I know stuff I don’t like and I know when it is going to sell like hotcakes. Usually the two go together. In my own small world, these stickers are what I consider half-baked. Unfortunately someone is about to take them out of the oven, start selling them and make a lot of money. Fortunately, if not for the mall and the backyard, I could easily be classified as agoraphobic: there is very little chance of me being invited in and insulting everyone by doing a runner thirty seconds later.
The stuff showed up about three years ago, predictably in London. The first sticker designs showed the sort of combination of edginess and class that makes it instantly ‘wantable’. Unfortunately only the stickers made it this far.
Myself? I’m ‘cottagey’. I like shelves full of old things picked up cheap from beaches and the bottom of dusty old boxes. Everything has a feeling to it and the feel is that it belongs. If not for my desire not to hang out, people who like cosmic blobs on their walls might well be running and screaming from my lounge in an interior decorator’s karmic nightmare.
Décor is important. In order to define yourself, you need to identify yourself, not just with your name, but also with your lifestyle, the visible signs of which are the things with which you surround yourself.
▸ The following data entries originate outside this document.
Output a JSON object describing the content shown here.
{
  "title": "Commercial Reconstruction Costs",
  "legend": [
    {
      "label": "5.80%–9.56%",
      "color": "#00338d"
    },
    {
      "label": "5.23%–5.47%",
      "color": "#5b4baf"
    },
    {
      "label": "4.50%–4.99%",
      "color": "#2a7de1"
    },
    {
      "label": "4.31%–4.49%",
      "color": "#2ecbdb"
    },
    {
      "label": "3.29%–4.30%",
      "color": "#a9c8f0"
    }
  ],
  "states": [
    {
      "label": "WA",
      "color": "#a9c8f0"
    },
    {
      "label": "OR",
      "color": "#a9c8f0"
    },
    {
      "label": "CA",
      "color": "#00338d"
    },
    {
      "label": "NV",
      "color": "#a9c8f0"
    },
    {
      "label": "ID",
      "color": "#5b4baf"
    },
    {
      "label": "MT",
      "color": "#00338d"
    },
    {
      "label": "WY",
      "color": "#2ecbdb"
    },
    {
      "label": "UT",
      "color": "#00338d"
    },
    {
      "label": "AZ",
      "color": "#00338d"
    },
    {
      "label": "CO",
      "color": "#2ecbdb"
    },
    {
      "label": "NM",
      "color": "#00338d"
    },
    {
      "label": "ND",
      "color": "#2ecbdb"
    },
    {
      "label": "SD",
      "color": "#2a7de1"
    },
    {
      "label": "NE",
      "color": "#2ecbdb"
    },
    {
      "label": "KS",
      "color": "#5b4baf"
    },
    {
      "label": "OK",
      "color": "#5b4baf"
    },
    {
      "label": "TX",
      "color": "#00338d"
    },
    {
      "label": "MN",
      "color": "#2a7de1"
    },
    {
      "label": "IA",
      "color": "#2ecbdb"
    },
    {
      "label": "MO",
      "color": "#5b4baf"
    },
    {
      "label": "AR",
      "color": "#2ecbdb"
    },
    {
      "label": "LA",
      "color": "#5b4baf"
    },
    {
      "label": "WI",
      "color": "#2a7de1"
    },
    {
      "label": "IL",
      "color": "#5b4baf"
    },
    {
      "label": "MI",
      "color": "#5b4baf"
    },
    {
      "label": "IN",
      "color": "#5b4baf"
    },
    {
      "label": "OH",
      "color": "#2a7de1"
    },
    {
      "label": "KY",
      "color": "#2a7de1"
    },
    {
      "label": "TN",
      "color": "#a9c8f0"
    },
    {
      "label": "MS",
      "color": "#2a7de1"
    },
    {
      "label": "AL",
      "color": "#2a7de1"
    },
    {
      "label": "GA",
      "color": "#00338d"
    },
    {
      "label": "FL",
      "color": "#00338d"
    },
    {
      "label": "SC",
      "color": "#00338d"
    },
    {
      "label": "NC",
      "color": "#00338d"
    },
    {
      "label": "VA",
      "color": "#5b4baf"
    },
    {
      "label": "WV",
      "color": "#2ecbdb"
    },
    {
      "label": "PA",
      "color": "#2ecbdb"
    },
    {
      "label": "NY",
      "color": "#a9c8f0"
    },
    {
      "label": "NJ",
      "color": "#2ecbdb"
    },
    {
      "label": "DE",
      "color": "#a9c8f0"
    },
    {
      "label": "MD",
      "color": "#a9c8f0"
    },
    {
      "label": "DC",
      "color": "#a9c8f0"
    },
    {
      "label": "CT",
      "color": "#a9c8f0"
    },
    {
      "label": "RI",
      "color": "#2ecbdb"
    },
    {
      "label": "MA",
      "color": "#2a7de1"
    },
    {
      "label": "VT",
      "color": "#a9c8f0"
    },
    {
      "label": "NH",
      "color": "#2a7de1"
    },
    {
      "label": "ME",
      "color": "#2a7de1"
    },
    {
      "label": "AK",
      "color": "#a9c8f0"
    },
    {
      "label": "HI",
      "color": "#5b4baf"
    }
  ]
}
If you are able to own décor, or come up with some form of embellishment to the environment in which you regularly find yourself, it means that you are a bit more than an anonymous slave
In other words, décor is a symbol of certain aspects that indicate a civilised society, or a society headed in that direction: permanent shelter, the right to personal identity and some form of economic ability either to buy the stuff or in the form of enough free time to create or make the goodies.
Once the hurdles of economics and basic human rights are crossed, personal identity becomes  important.  
Here’s the interesting thing. In totalitarian countries, the embellishment is normally officially approved and quite uniform: pictures of the main man, resolute soldiers or state approved scenes of happy peasants in abundant fields of whatever food it is the nation lacks. Deviation from the party line is unwelcome, and probably leads to even less appealing décor in a re-education camp or gulag.
Something similar happens in large organisations and governments. A photo of a CEO or the political leader of the day establishes allegiance, or else. In fact, in many governments, replacement of the photo of the leader is a smooth and practised operation.
In situations where uniformity is an absolute requirement, décor is as much an expression of this uniformity as is the ability to spout the slogans of the day.
What does this say about wall stickers with neutral expressions or subject matter which will not cause any remark, other than a nice comment about the size of the wall on which the sticker is applied from friends, or a mutter about North Korea from stray graphic artists?
What I think it will become, as a logical competitor to praying hands, is an expression of a different kind of uniformity, social uniformity. Like the praying hands piece, a bland sticker, not so different from one hundred other stickers, marks the household as ascribing to certain values which are in synch with other like-minded households. Taking it a step further, in the absence of enforced orthodoxy, we seek out the orthodoxy of society.
It’s a sorry state of affairs, and worrying, when safety in orthodoxy is a requirement. Forget the democratic process. What the world needs is low-cost interior decorators.